Aquí encontramos la historia del pulso ideal que llevan a cabo dos "entidades personajiformes", Abel Sánchez y Joaquín Monegro, sobre los que Unamuno planta la vieja leyenda bíblica de Abel y Caín, prototipo de la envidia, que es para el autor el mayor pecado nacional.
Ambos son amigos desde niños, casi hermanos. El primero decide ser pintor y el segundo médico, y así lo hacen (en el mundo novelístico de Unamuno decidir y llevar a la práctica es casi lo mismo, no ocasionan ningún conflicto). Joaquín-Caín no puede evitar sentirse siempre envidioso de Abel-Abel: parece renunciar a su propia iniciativa y todo en su vida lo hace o deja de hacer en función del otro y creyendo que el otro le está humillando a propósito con su éxito y su buena fortuna.
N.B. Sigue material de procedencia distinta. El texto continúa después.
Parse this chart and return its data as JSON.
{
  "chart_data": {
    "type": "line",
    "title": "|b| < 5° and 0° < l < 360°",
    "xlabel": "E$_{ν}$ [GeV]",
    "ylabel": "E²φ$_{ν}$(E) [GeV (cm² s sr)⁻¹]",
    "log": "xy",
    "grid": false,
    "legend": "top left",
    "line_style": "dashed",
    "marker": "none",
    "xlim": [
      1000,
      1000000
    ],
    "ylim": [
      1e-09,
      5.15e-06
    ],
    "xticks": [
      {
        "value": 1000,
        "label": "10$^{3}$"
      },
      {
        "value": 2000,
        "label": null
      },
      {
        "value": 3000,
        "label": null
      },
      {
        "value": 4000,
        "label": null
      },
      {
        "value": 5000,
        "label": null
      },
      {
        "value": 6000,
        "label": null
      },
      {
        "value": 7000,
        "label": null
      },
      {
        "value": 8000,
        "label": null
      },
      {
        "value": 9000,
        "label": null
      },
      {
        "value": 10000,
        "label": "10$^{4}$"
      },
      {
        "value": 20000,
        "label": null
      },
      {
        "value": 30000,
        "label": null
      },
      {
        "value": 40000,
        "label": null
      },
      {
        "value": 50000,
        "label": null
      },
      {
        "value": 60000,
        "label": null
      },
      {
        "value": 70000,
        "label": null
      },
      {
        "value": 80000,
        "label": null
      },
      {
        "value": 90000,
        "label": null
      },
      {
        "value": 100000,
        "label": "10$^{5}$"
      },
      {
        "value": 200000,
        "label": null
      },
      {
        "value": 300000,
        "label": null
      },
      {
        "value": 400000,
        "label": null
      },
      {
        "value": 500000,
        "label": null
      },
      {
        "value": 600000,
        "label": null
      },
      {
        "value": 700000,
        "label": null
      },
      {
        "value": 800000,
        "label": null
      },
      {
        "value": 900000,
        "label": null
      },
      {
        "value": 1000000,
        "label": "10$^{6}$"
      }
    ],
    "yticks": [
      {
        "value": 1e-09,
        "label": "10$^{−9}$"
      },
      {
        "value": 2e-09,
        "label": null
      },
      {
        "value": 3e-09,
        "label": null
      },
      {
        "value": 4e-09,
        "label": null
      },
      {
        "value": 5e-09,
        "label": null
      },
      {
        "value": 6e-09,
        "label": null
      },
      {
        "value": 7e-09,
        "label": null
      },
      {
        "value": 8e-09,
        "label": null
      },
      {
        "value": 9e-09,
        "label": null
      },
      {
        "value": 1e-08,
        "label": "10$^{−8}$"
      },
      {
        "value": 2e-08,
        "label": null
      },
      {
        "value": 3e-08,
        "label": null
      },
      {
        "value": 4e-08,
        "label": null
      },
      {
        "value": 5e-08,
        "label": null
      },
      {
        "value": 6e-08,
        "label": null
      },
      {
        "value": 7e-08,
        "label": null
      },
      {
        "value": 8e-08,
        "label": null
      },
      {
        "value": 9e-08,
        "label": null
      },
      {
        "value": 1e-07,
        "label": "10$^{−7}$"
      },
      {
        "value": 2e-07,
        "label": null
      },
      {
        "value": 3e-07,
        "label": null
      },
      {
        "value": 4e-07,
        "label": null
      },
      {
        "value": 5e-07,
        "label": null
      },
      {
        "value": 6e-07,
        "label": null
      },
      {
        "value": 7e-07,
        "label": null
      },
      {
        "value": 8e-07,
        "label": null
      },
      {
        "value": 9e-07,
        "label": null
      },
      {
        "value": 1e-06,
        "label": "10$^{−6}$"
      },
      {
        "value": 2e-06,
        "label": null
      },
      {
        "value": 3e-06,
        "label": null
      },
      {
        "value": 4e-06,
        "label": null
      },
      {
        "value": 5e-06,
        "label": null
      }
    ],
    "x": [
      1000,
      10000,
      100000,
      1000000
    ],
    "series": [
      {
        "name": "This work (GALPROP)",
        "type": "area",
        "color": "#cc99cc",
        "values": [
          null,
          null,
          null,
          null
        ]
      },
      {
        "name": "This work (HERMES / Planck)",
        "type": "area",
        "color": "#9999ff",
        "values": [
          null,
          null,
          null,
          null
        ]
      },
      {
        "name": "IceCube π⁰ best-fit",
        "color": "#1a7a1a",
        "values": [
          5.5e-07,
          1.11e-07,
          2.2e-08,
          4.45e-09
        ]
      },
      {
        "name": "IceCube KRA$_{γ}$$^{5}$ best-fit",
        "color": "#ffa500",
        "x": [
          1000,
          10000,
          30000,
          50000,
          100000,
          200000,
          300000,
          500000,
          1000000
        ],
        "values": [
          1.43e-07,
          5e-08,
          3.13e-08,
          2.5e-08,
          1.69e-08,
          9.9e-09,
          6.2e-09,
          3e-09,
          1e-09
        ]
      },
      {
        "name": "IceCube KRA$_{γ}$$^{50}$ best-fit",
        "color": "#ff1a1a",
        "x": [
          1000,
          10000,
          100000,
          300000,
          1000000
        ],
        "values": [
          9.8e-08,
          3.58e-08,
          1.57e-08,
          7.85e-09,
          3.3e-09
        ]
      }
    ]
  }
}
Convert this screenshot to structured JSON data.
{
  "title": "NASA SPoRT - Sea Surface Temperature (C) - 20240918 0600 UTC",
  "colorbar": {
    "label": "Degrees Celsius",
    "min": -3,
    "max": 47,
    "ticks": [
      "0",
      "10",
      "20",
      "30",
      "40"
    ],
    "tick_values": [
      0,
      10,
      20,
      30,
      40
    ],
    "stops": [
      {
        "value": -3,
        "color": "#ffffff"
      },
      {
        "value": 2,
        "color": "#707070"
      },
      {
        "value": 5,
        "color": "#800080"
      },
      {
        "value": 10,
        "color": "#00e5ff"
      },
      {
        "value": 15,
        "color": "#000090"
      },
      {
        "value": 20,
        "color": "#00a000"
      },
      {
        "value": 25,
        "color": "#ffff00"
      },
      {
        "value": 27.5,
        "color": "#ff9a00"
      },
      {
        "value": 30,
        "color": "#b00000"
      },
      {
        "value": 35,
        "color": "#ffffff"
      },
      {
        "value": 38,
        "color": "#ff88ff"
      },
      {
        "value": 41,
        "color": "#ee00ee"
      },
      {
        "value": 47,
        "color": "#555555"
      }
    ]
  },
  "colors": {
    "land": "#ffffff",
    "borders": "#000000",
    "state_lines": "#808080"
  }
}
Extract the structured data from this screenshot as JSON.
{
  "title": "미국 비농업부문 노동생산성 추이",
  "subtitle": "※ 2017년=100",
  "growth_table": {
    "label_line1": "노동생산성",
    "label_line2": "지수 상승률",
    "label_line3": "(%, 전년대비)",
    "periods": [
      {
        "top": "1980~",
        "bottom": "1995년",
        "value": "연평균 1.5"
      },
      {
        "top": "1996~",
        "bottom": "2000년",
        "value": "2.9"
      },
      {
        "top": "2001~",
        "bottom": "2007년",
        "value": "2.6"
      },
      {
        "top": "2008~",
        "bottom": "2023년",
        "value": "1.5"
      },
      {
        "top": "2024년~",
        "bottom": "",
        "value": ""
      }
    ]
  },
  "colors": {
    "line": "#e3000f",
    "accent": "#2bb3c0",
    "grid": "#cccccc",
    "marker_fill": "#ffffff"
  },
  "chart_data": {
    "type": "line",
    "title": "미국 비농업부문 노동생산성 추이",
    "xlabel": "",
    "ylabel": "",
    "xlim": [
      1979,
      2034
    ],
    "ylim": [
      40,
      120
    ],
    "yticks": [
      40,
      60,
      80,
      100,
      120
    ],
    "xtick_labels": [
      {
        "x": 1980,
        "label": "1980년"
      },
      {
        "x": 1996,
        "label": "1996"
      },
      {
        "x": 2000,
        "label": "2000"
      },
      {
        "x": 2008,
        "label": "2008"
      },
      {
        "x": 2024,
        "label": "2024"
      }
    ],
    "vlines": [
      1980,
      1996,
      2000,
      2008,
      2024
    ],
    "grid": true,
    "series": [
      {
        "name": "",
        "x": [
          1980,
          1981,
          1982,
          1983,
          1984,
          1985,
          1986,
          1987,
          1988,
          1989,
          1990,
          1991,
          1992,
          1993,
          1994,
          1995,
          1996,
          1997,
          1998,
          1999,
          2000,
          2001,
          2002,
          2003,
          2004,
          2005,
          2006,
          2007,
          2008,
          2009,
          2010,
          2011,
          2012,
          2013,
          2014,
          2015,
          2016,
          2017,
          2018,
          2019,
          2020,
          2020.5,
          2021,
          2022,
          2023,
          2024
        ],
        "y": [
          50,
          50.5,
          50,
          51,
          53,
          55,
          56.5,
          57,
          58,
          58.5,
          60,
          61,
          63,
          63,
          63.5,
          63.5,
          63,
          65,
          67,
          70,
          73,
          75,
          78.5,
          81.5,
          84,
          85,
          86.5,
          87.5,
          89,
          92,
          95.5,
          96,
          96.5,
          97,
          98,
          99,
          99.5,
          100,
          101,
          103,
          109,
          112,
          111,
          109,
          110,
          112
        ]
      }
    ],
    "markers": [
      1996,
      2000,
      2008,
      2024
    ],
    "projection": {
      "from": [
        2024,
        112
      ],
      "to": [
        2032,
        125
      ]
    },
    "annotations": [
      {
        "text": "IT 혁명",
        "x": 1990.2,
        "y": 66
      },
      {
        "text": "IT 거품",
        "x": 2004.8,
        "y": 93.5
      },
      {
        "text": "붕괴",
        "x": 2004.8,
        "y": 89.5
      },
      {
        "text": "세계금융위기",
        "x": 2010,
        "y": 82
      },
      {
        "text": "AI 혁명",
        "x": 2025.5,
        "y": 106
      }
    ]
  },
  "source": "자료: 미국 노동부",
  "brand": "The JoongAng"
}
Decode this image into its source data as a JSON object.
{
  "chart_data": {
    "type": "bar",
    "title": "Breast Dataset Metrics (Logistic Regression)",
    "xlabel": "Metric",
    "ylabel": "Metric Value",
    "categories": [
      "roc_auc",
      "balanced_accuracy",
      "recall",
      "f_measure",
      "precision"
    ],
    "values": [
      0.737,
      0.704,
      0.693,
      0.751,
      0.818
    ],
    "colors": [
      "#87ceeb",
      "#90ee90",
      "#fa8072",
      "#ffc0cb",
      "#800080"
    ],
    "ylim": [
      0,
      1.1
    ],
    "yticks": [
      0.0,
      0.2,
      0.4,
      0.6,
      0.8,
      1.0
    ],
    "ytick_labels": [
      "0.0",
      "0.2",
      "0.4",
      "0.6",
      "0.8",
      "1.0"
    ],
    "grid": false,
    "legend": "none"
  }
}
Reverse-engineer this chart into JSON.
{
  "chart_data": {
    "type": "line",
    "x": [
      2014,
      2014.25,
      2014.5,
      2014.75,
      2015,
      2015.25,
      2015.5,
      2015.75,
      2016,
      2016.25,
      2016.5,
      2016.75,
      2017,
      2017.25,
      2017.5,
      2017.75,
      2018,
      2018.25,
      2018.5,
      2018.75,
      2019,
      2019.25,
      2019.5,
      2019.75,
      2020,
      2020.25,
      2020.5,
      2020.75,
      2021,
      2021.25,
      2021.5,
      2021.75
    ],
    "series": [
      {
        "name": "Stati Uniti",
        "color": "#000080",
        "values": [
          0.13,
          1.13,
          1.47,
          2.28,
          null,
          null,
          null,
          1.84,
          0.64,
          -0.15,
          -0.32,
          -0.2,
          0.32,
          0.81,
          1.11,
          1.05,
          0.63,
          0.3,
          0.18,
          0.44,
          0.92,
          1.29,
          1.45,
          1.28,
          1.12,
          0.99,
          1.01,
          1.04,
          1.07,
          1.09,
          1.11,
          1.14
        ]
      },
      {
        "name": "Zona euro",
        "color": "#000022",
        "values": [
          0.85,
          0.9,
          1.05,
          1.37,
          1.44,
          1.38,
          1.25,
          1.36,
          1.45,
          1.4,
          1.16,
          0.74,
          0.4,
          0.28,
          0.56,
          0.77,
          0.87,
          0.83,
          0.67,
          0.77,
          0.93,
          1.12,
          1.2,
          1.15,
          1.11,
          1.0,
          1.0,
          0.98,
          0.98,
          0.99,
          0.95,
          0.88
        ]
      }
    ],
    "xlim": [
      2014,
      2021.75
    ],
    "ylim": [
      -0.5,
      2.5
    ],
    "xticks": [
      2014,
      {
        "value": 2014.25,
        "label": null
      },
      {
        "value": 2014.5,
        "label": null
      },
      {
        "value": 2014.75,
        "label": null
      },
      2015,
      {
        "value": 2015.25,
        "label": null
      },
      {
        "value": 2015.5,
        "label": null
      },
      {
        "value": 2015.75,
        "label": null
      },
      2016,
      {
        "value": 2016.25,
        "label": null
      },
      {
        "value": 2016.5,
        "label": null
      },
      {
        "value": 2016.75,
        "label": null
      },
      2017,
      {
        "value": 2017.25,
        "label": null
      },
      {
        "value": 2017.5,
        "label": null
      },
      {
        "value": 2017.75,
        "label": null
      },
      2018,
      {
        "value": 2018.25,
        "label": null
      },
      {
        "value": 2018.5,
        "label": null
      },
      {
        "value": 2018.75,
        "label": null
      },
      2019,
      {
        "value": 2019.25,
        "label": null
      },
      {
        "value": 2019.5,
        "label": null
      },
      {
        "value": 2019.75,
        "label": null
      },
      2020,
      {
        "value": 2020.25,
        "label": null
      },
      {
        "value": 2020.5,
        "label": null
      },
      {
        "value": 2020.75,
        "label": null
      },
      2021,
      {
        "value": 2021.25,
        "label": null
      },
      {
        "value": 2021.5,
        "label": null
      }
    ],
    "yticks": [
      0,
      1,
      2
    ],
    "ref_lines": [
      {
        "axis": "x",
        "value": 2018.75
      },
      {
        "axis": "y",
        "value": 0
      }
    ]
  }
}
Abel triunfa como artista y se casa con la mujer que quería Joaquín. Éste triunfa también como médico, aunque no en el terreno de la investigación como él hubiera deseado (esta demasiado pendiente de Abel como para hacer grandes esfuerzos), y se casa con otra mujer casi a bulto. Las envidias, los celos constantes que Joaquín mantiene disminuyen cuando Abelín, hijo de Abel, demuestra interés por la profesión médica y simpatías hacia él y antipatías hacia la forma de ser bonachona y sin rencores de su padre.
Joaquín toma a Abelín como discípulo y le empuja a carsarse con su hija. Es así como nace Joaquinito, nieto de Joaquín y Abel, quien desde pequeño demuestra más cariño por el abuelo Abel que por el otro. Esto vuelve a desesperar a Joaquín, que estalla de celos delante de Abel y llega a cogerle por el cuello, con lo que provoca que el enfermo corazón de Abel falle. Poco después llega también la hora de la muerte de Joaquín, y desde la cama afirma haberse curado de sus envidias y lamenta haber perdido su vida por la obsesión que le ha dominado.
Entre los puntos positivos de la novela, está la correcta descripción de los sentimientos de envidia de Joaquín y la calma y buena voluntad de Abel (siempre sobre el superesquemático marco de la nivola unamuniana).